Success is affected by personal qualities such as perseverance, self-control, and ability to work with others. No matter how many paper qualifications a person has, if they don’t focus on their emotional qualities, they are unlikely to succeed.

Previous generations viewed a job only as a vehicle to earn an income. But today, most workers want more from their jobs than a simple paycheck. As the workplace continues to evolve, workers need to adjust to change. They need to be flexible.

Decision-makers, emotional intelligence shouldn’t just be something you look for in new hires. It’s also vital for you, as a leader, to operate in emotionally intelligent ways. This is how you will drive your team forward.

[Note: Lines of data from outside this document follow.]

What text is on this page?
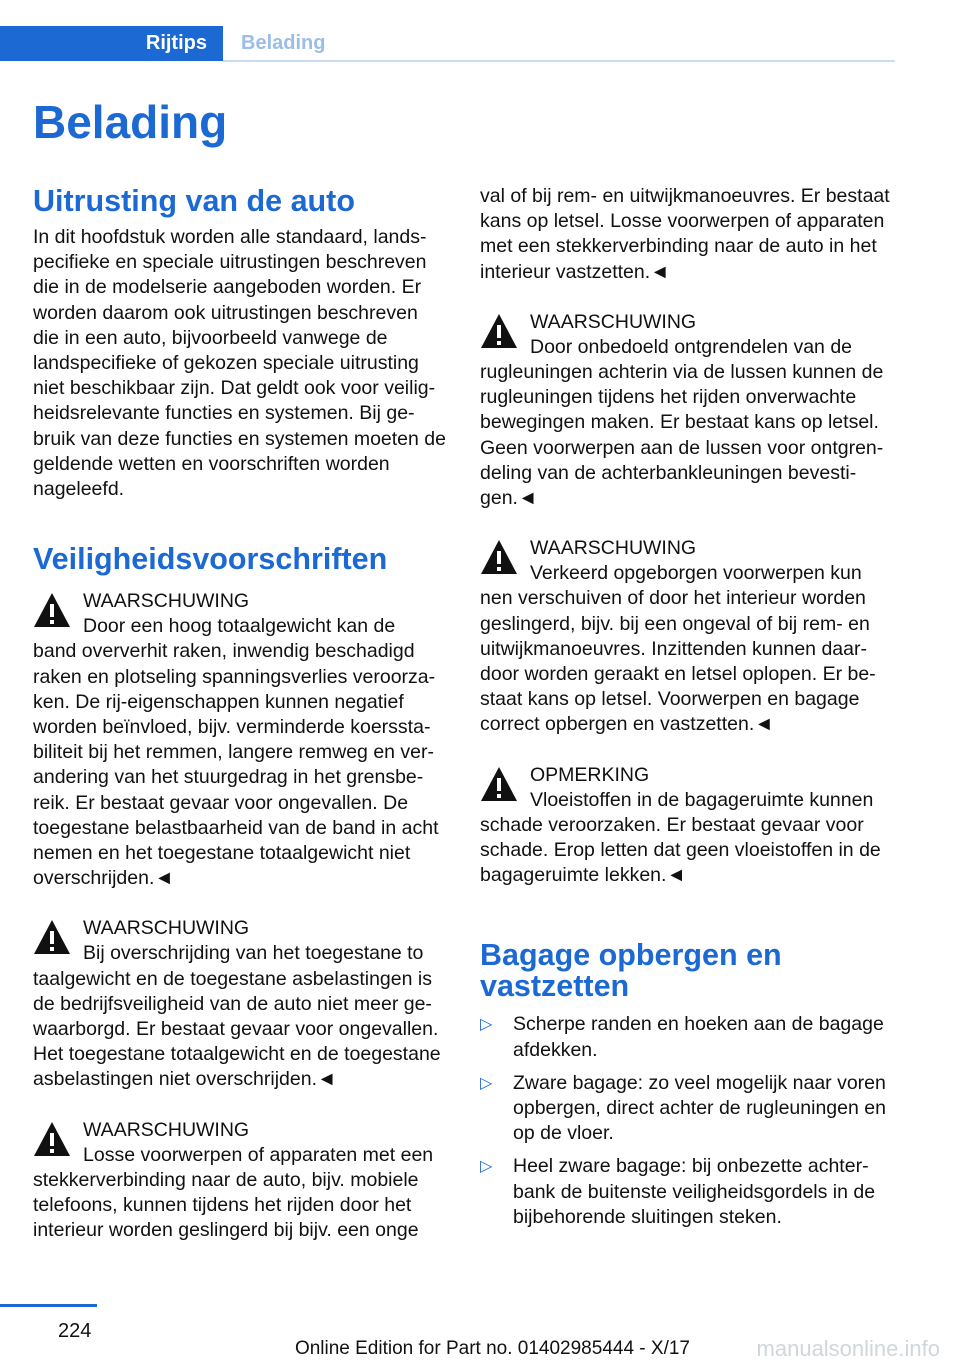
Rijtips	Belading
Belading
Uitrusting van de auto

In dit hoofdstuk worden alle standaard, landspecifieke en speciale uitrustingen beschreven die in de modelserie aangeboden worden. Er worden daarom ook uitrustingen beschreven die in een auto, bijvoorbeeld vanwege de landspecifieke of gekozen speciale uitrusting niet beschikbaar zijn. Dat geldt ook voor veiligheidsrelevante functies en systemen. Bij gebruik van deze functies en systemen moeten de geldende wetten en voorschriften worden nageleefd.

Veiligheidsvoorschriften
WAARSCHUWING
Door een hoog totaalgewicht kan de

band oververhit raken, inwendig beschadigd raken en plotseling spanningsverlies veroorzaken. De rij-eigenschappen kunnen negatief worden beïnvloed, bijv. verminderde koersstabiliteit bij het remmen, langere remweg en verandering van het stuurgedrag in het grensbereik. Er bestaat gevaar voor ongevallen. De toegestane belastbaarheid van de band in acht nemen en het toegestane totaalgewicht niet overschrijden.◄

WAARSCHUWING
Bij overschrijding van het toegestane to

taalgewicht en de toegestane asbelastingen is de bedrijfsveiligheid van de auto niet meer gewaarborgd. Er bestaat gevaar voor ongevallen. Het toegestane totaalgewicht en de toegestane asbelastingen niet overschrijden.◄

WAARSCHUWING
Losse voorwerpen of apparaten met een

stekkerverbinding naar de auto, bijv. mobiele telefoons, kunnen tijdens het rijden door het interieur worden geslingerd bij bijv. een onge

val of bij rem- en uitwijkmanoeuvres. Er bestaat kans op letsel. Losse voorwerpen of apparaten met een stekkerverbinding naar de auto in het interieur vastzetten.◄

WAARSCHUWING
Door onbedoeld ontgrendelen van de

rugleuningen achterin via de lussen kunnen de rugleuningen tijdens het rijden onverwachte bewegingen maken. Er bestaat kans op letsel. Geen voorwerpen aan de lussen voor ontgrendeling van de achterbankleuningen bevestigen.◄

WAARSCHUWING
Verkeerd opgeborgen voorwerpen kun

nen verschuiven of door het interieur worden geslingerd, bijv. bij een ongeval of bij rem- en uitwijkmanoeuvres. Inzittenden kunnen daardoor worden geraakt en letsel oplopen. Er bestaat kans op letsel. Voorwerpen en bagage correct opbergen en vastzetten.◄

OPMERKING
Vloeistoffen in de bagageruimte kunnen

schade veroorzaken. Er bestaat gevaar voor schade. Erop letten dat geen vloeistoffen in de bagageruimte lekken.◄

Bagage opbergen en vastzetten
▷ Scherpe randen en hoeken aan de bagage afdekken.
▷ Zware bagage: zo veel mogelijk naar voren opbergen, direct achter de rugleuningen en op de vloer.
▷ Heel zware bagage: bij onbezette achterbank de buitenste veiligheidsgordels in de bijbehorende sluitingen steken.
224
Online Edition for Part no. 01402985444 - X/17	manualsonline.info
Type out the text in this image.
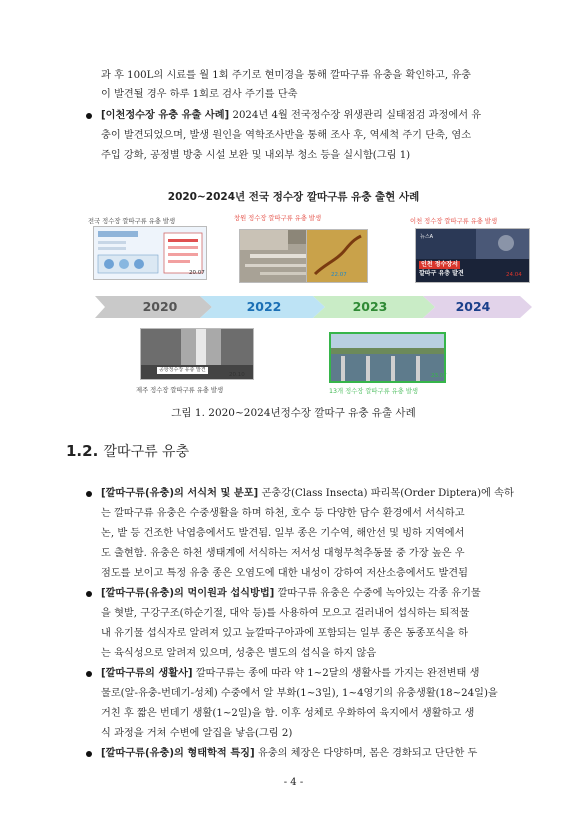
과 후 100L의 시료를 월 1회 주기로 현미경을 통해 깔따구류 유충을 확인하고, 유충
이 발견될 경우 하루 1회로 검사 주기를 단축
[이천정수장 유충 유출 사례] 2024년 4월 전국정수장 위생관리 실태점검 과정에서 유
충이 발견되었으며, 발생 원인을 역학조사반을 통해 조사 후, 역세척 주기 단축, 염소
주입 강화, 공정별 방충 시설 보완 및 내외부 청소 등을 실시함(그림 1)
2020~2024년 전국 정수장 깔따구류 유충 출현 사례
전국 정수장 깔따구류 유충 발생	창원 정수장 깔따구류 유충 발생	이천 정수장 깔따구류 유충 발생
20.07	22.07
뉴스A
인천 정수장서
깔따구 유충 발견	24.04
2020	2022	2023	2024
공항정수장 유충 발견
20.10
제주 정수장 깔따구류 유충 발생
23.07
13개 정수장 깔따구류 유충 발생
그림 1. 2020~2024년정수장 깔따구 유충 유출 사례
1.2. 깔따구류 유충
[깔따구류(유충)의 서식처 및 분포] 곤충강(Class Insecta) 파리목(Order Diptera)에 속하
는 깔따구류 유충은 수중생활을 하며 하천, 호수 등 다양한 담수 환경에서 서식하고
논, 밭 등 건조한 낙엽층에서도 발견됨. 일부 종은 기수역, 해안선 및 빙하 지역에서
도 출현함. 유충은 하천 생태계에 서식하는 저서성 대형무척추동물 중 가장 높은 우
점도를 보이고 특정 유충 종은 오염도에 대한 내성이 강하여 저산소층에서도 발견됨
[깔따구류(유충)의 먹이원과 섭식방법] 깔따구류 유충은 수중에 녹아있는 각종 유기물
을 혓발, 구강구조(하순기절, 대악 등)를 사용하여 모으고 걸러내어 섭식하는 퇴적물
내 유기물 섭식자로 알려져 있고 늪깔따구아과에 포함되는 일부 종은 동종포식을 하
는 육식성으로 알려져 있으며, 성충은 별도의 섭식을 하지 않음
[깔따구류의 생활사] 깔따구류는 종에 따라 약 1~2달의 생활사를 가지는 완전변태 생
물로(알-유충-번데기-성체) 수중에서 알 부화(1~3일), 1~4영기의 유충생활(18~24일)을
거친 후 짧은 번데기 생활(1~2일)을 함. 이후 성체로 우화하여 육지에서 생활하고 생
식 과정을 거쳐 수변에 알집을 낳음(그림 2)
[깔따구류(유충)의 형태학적 특징] 유충의 체장은 다양하며, 몸은 경화되고 단단한 두
- 4 -
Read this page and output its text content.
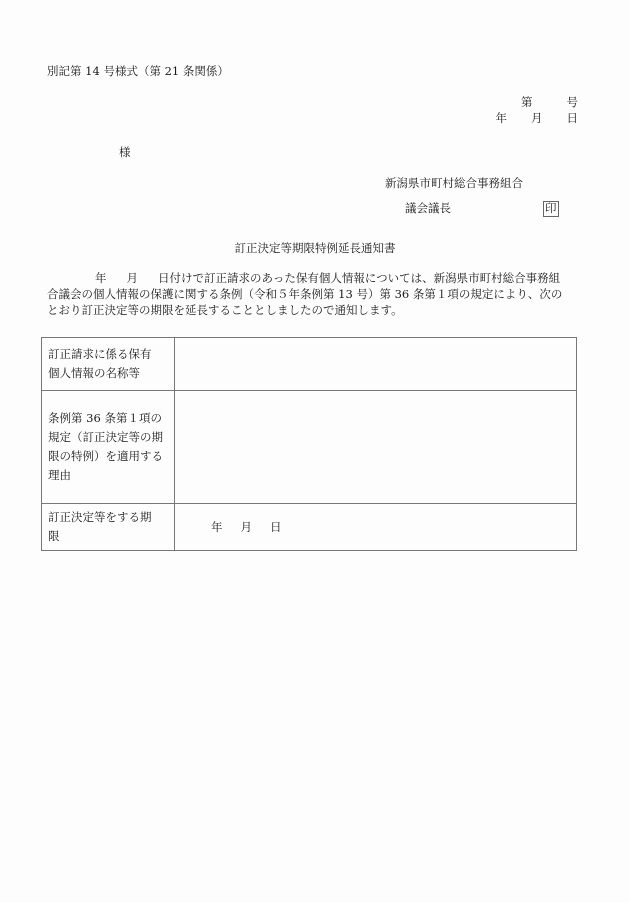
別記第 14 号様式（第 21 条関係）
第	号
年 月 日
様
新潟県市町村総合事務組合
議会議長	印
訂正決定等期限特例延長通知書
年 月 日付けで訂正請求のあった保有個人情報については、新潟県市町村総合事務組
合議会の個人情報の保護に関する条例（令和５年条例第 13 号）第 36 条第１項の規定により、次の
とおり訂正決定等の期限を延長することとしましたので通知します。
訂正請求に係る保有
個人情報の名称等	

条例第 36 条第１項の
規定（訂正決定等の期
限の特例）を適用する
理由	

訂正決定等をする期
限	年 月 日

Emotional intelligence is about social and emotional abilities. There are 5 core abilities needed to thrive in your workplace.


1.    Self-awareness

You recognise your emotions and how they affect your thoughts and behavior. Self-awareness also means understanding your strengths and weaknesses and how your actions affect others. A person who is self-aware is better able to accept constructive criticism. This is because self-aware people are also self-confident.


2.    Self-management

Self-management means controlling impulsive feelings and behaviours, managing emotions in healthy ways, and adapting to changing circumstances. It means you can express emotions with maturity or restrain them when needed. Instead of suppressing emotions, an emotionally intelligent person expresses them with control.


3.    Self-motivation

An emotionally intelligent person is not motivated by money or titles. Inner ambition is what drives them. They’re also more resilient and optimistic when faced with obstacles.


4.    Social Awareness (Empathy)

An empathetic person has compassion and understands human nature. This allows them to understand other people’s emotions and needs and recognize power dynamics. They also tend to provide great service by responding genuinely to others’ concerns. This means a person with EQ is more comfortable socially.


5.    Relationship Management (Social Skills)

EQ makes it easier to build rapport with others. Specifically, it makes it easier to develop and maintain good relations, communicate clearly, and avoid power struggles and backstabbing. It becomes easier to work in a team and manage conflict.


Good news: there’s hope for everyone.

“Emotional Intelligence” is learned, not acquired. This learning can take place at any time in life by anyone. So EQ is something we can all have.

However, it’s important to know that there’s a difference between learning about EQ and applying it to your life. This is especially true when you become overwhelmed by stress, which can override intentions. So in order to permanently change behaviour in ways that stand up under pressure, you need to learn how to overcome stress in the moment and in your relationships in order to remain emotionally aware.